Motor imagery can be carried out in a predominantly visual mode (imagining seeing one's own hand moving) or in a kinesthetic mode (imagining the proprio-ceptive sensations one would experience if one moved the hand in the mentally simulated way). Indeed, it seems to be the case that only studies employing the latter strategy have reported robust effects in M1. This means that the fMRI responses would then be accounted for, not necessarily by the executive neural elements in M1, but by those dealing with proprioceptive input in the context of movement.

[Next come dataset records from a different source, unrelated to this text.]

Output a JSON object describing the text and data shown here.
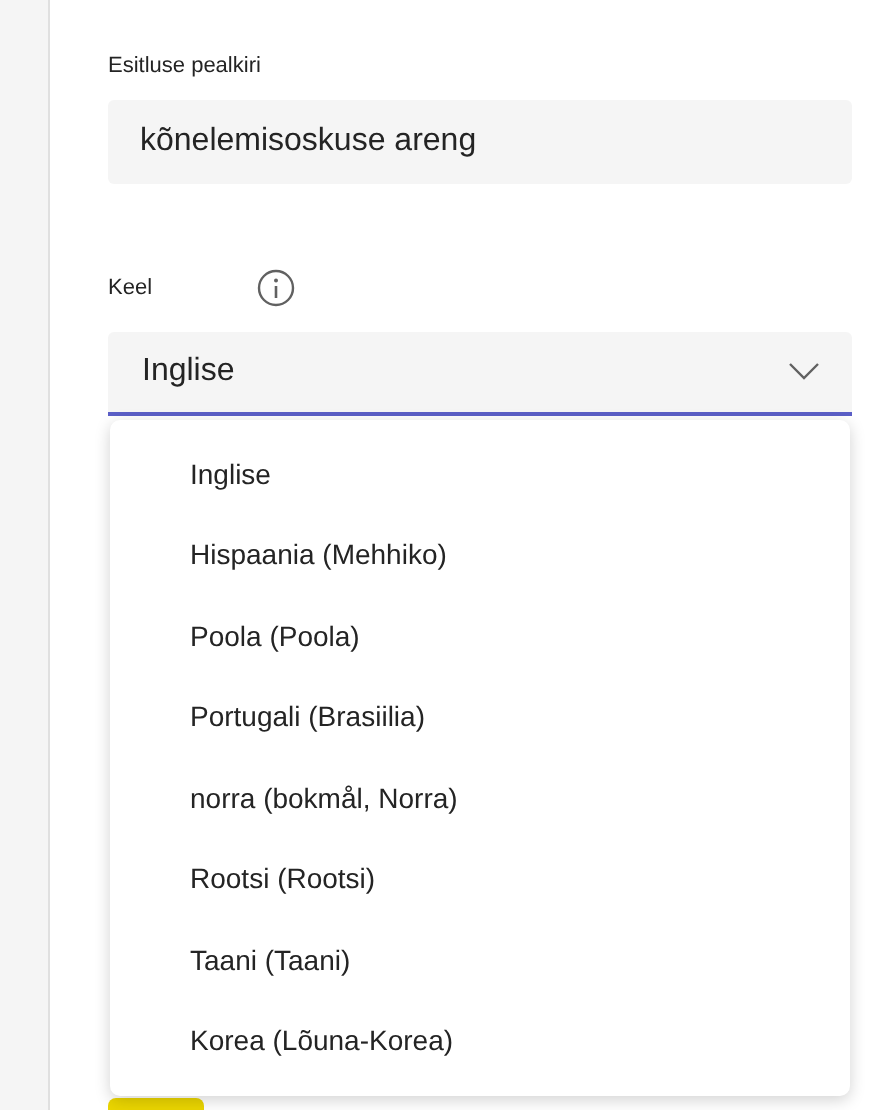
{
  "title_field": {
    "label": "Esitluse pealkiri",
    "value": "kõnelemisoskuse areng"
  },
  "language_field": {
    "label": "Keel",
    "value": "Inglise",
    "expanded": true
  },
  "language_options": [
    {
      "label": "Inglise"
    },
    {
      "label": "Hispaania (Mehhiko)"
    },
    {
      "label": "Poola (Poola)"
    },
    {
      "label": "Portugali (Brasiilia)"
    },
    {
      "label": "norra (bokmål, Norra)"
    },
    {
      "label": "Rootsi (Rootsi)"
    },
    {
      "label": "Taani (Taani)"
    },
    {
      "label": "Korea (Lõuna-Korea)"
    }
  ]
}
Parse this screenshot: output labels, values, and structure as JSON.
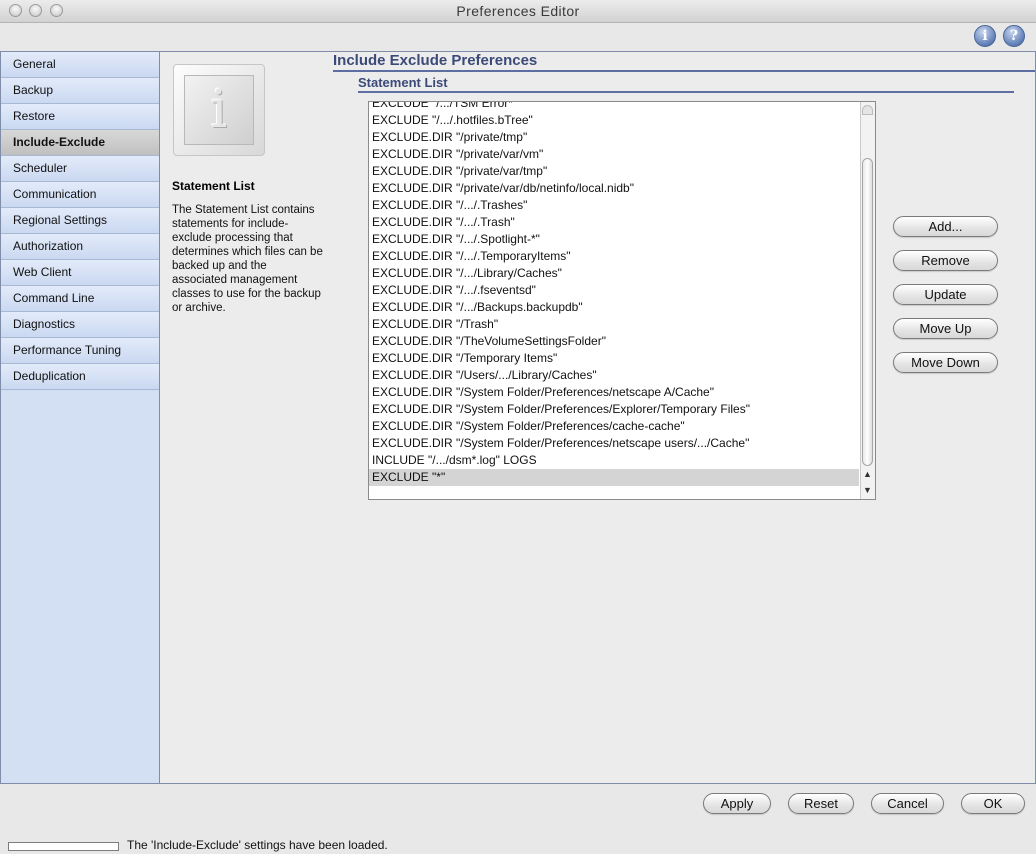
{
  "window": {
    "title": "Preferences Editor"
  },
  "help": {
    "info_icon": "info-icon",
    "help_icon": "help-icon",
    "info_glyph": "i",
    "help_glyph": "?"
  },
  "sidebar": {
    "items": [
      {
        "label": "General",
        "active": false
      },
      {
        "label": "Backup",
        "active": false
      },
      {
        "label": "Restore",
        "active": false
      },
      {
        "label": "Include-Exclude",
        "active": true
      },
      {
        "label": "Scheduler",
        "active": false
      },
      {
        "label": "Communication",
        "active": false
      },
      {
        "label": "Regional Settings",
        "active": false
      },
      {
        "label": "Authorization",
        "active": false
      },
      {
        "label": "Web Client",
        "active": false
      },
      {
        "label": "Command Line",
        "active": false
      },
      {
        "label": "Diagnostics",
        "active": false
      },
      {
        "label": "Performance Tuning",
        "active": false
      },
      {
        "label": "Deduplication",
        "active": false
      }
    ]
  },
  "info_panel": {
    "heading": "Statement List",
    "description": "The Statement List contains statements for include-exclude processing that determines which files can be backed up and the associated management classes to use for the backup or archive."
  },
  "main": {
    "title": "Include Exclude Preferences",
    "section_title": "Statement List",
    "statements": [
      "EXCLUDE \"/.../TSM Error*\"",
      "EXCLUDE \"/.../.hotfiles.bTree\"",
      "EXCLUDE.DIR \"/private/tmp\"",
      "EXCLUDE.DIR \"/private/var/vm\"",
      "EXCLUDE.DIR \"/private/var/tmp\"",
      "EXCLUDE.DIR \"/private/var/db/netinfo/local.nidb\"",
      "EXCLUDE.DIR \"/.../.Trashes\"",
      "EXCLUDE.DIR \"/.../.Trash\"",
      "EXCLUDE.DIR \"/.../.Spotlight-*\"",
      "EXCLUDE.DIR \"/.../.TemporaryItems\"",
      "EXCLUDE.DIR \"/.../Library/Caches\"",
      "EXCLUDE.DIR \"/.../.fseventsd\"",
      "EXCLUDE.DIR \"/.../Backups.backupdb\"",
      "EXCLUDE.DIR \"/Trash\"",
      "EXCLUDE.DIR \"/TheVolumeSettingsFolder\"",
      "EXCLUDE.DIR \"/Temporary Items\"",
      "EXCLUDE.DIR \"/Users/.../Library/Caches\"",
      "EXCLUDE.DIR \"/System Folder/Preferences/netscape A/Cache\"",
      "EXCLUDE.DIR \"/System Folder/Preferences/Explorer/Temporary Files\"",
      "EXCLUDE.DIR \"/System Folder/Preferences/cache-cache\"",
      "EXCLUDE.DIR \"/System Folder/Preferences/netscape users/.../Cache\"",
      "INCLUDE \"/.../dsm*.log\" LOGS",
      "EXCLUDE \"*\""
    ],
    "selected_index": 22,
    "actions": {
      "add": "Add...",
      "remove": "Remove",
      "update": "Update",
      "move_up": "Move Up",
      "move_down": "Move Down"
    }
  },
  "footer": {
    "apply": "Apply",
    "reset": "Reset",
    "cancel": "Cancel",
    "ok": "OK",
    "status": "The 'Include-Exclude' settings have been loaded."
  }
}
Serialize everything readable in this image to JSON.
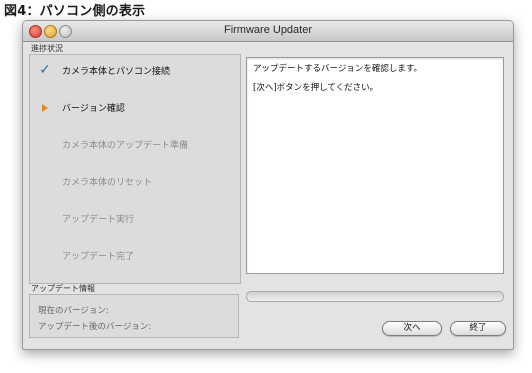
{
  "figure_title": "図4：パソコン側の表示",
  "window": {
    "title": "Firmware Updater"
  },
  "progress_section": {
    "label": "進捗状況",
    "steps": [
      {
        "label": "カメラ本体とパソコン接続",
        "state": "done"
      },
      {
        "label": "バージョン確認",
        "state": "current"
      },
      {
        "label": "カメラ本体のアップデート準備",
        "state": "pending"
      },
      {
        "label": "カメラ本体のリセット",
        "state": "pending"
      },
      {
        "label": "アップデート実行",
        "state": "pending"
      },
      {
        "label": "アップデート完了",
        "state": "pending"
      }
    ]
  },
  "message": {
    "lines": [
      "アップデートするバージョンを確認します。",
      "[次へ]ボタンを押してください。"
    ]
  },
  "progress_bar": {
    "value": 0
  },
  "update_info": {
    "label": "アップデート情報",
    "current_version_label": "現在のバージョン:",
    "after_version_label": "アップデート後のバージョン:"
  },
  "buttons": {
    "next": "次へ",
    "quit": "終了"
  },
  "colors": {
    "check": "#2e6fb5",
    "current_arrow": "#e38a1a",
    "inactive_text": "#8c8c8c"
  }
}
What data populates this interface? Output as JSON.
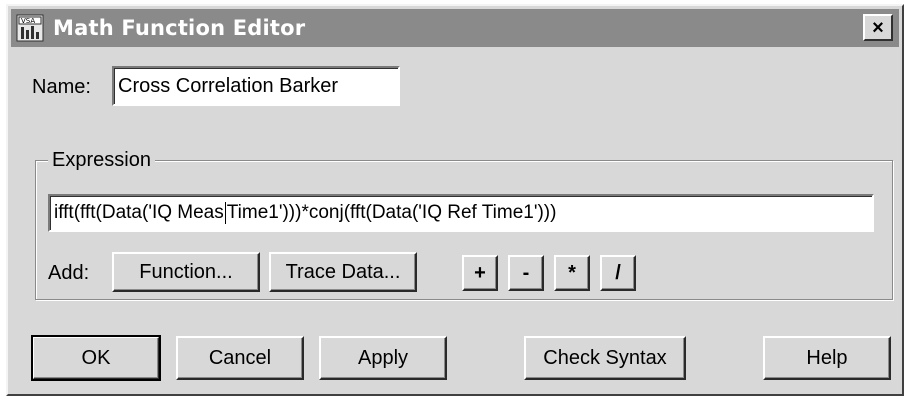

Psychophysically, it was found that motor imagery affects the illusory perception of movement created by a purely proprioceptive stimulus.102 However, in a related functional neuroimaging experiment, the authors found no M1 response during imagery and, accordingly, overlap of activations from these two conditions was confined to nonprimary motor areas. It should be noted that this experiment was carried out using PET, and it may therefore have suffered from sensitivity or spatial resolution limitations. At the same time, the authors reproduced their finding of M1 activation from the illusion, and it hence seems unlikely that this should be accounted for by the movement illusion rather than by proprioceptive processing. The issue therefore awaits further investigation.